Tirando a marca da ordem Roul à entrada, nada a diferenciava de outras cavernas da zona. A caverna era escura e húmida. Irus seguiu o trilho de terra batida no chão. Aquilo que procurava não estava à superfície. Activou a visão nocturna dos óculos e desceu.

Conforme descia, a gruta tornava-se mais silenciosa. Já não conseguia ouvir o som do vento a soprar, apenas os pingos de água a caírem das estalactites, e os seus próprios passos. O ar também se tornava mais pesado, à medida que descia ficava mais quente e abafado.

Irus virou numa curva e parou abruptamente, agarrando-se à parede sobressaltado. O trilho terminava sem aviso num precipício. Não fosse a visão nocturna dos óculos, teria caído no abismo.

Olhou para o outro lado do precipício. O caminho continuava, mas não havia forma de passar, pelo menos para um humano. Mas ele não era um simples humano, era um aprendiz de Roul. Afastou-se do abismo e respirou fundo. Só tinha uma tentativa para o conseguir, caso falhasse, esperava-o uma queda seguida de uma morte rápida.

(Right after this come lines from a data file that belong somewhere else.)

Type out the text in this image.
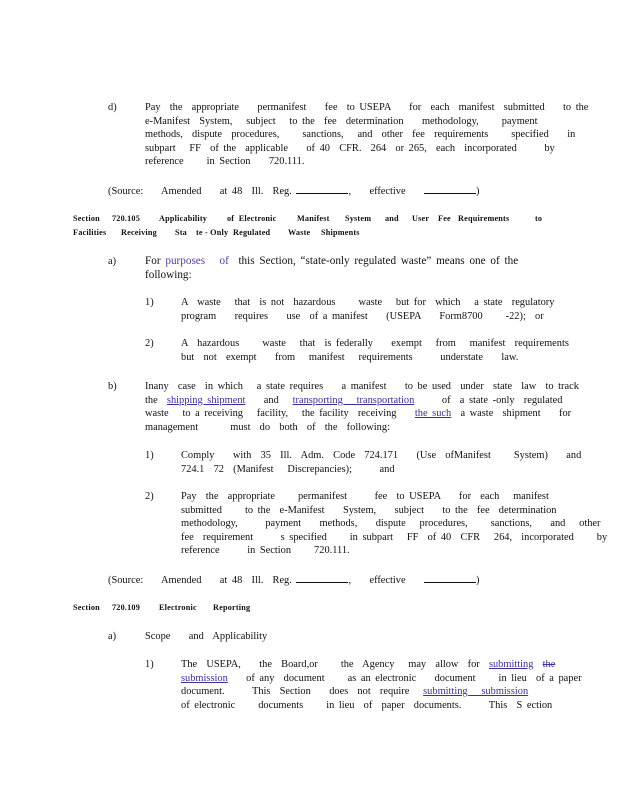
d)	Pay  the  appropriate    permanifest    fee  to USEPA    for  each  manifest  submitted    to the
e-Manifest  System,   subject   to the  fee  determination    methodology,     payment
methods,  dispute  procedures,     sanctions,   and  other  fee  requirements     specified    in
subpart   FF  of the  applicable    of 40  CFR.  264  or 265,  each  incorporated      by
reference     in Section    720.111.
(Source:    Amended    at 48  Ill.  Reg.	,    effective	)
Section 720.105 Applicability of  Electronic	Manifest System and User Fee Requirements	to
Facilities Receiving Sta    te - Only Regulated Waste Shipments
a)	For purposes of this Section, “state-only regulated waste” means one of the
following:
1)	A  waste   that  is not  hazardous     waste   but for  which   a state  regulatory
program    requires    use  of a manifest    (USEPA    Form8700     -22);  or
2)	A  hazardous     waste   that  is federally    exempt   from   manifest  requirements
but  not  exempt    from   manifest   requirements      understate    law.
b)	Inany  case  in which   a state requires    a manifest    to be used  under  state  law  to track
the shipping shipment and transporting   transportation	of  a state -only  regulated
waste   to a receiving   facility,   the facility  receiving the such a waste  shipment    for
management       must  do  both  of  the  following:
1)	Comply    with  35  Ill.  Adm.  Code  724.171    (Use  ofManifest     System)    and
724.1  72  (Manifest   Discrepancies);      and
2)	Pay  the  appropriate     permanifest      fee  to USEPA    for  each   manifest
submitted     to the  e-Manifest    System,    subject    to the  fee  determination
methodology,      payment    methods,    dispute   procedures,     sanctions,    and   other
fee  requirement      s specified     in subpart   FF  of 40  CFR   264,  incorporated     by
reference      in Section     720.111.
(Source:    Amended    at 48  Ill.  Reg.	,    effective	)
Section 720.109 Electronic Reporting
a)	Scope    and  Applicability
1)	The  USEPA,    the  Board,or     the  Agency   may  allow  for submitting the
submission of any  document     as an electronic    document     in lieu  of a paper
document.      This  Section    does  not  require submitting   submission
of electronic     documents     in lieu  of  paper  documents.      This  S ection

Deixou que a energia que o rodeava voltasse a invadi-lo, transmitindo-lhe aquela calma que conhecia tão bem. Focou-se no precipício e correu. Correu para o que seria a morte certa. Quando estava prestes a colocar um pé no abismo, saltou. Usando o poder absorvido, impulsionou o corpo para cima e para a frente. Dobrou os joelhos para amortecer a queda quando os pés tocaram na outra margem. Tinha conseguido.

Libertou-se daquele estado de calma induzido pela energia e continuou o caminho. As paredes da gruta alargavam-se à medida que se aproximava de uma longa escadaria. Junto à base estavam duas estátuas num pedestal, uma de um Roul armado com a sua espada, a outra de um Manek, um réptil gigante couraçado e que cuspia ácido.

Subiu a escadaria. Estava quase no seu destino.

Irus desligou a visão nocturna e retirou os óculos. As paredes da caverna eram agora iluminadas por uma luz branca.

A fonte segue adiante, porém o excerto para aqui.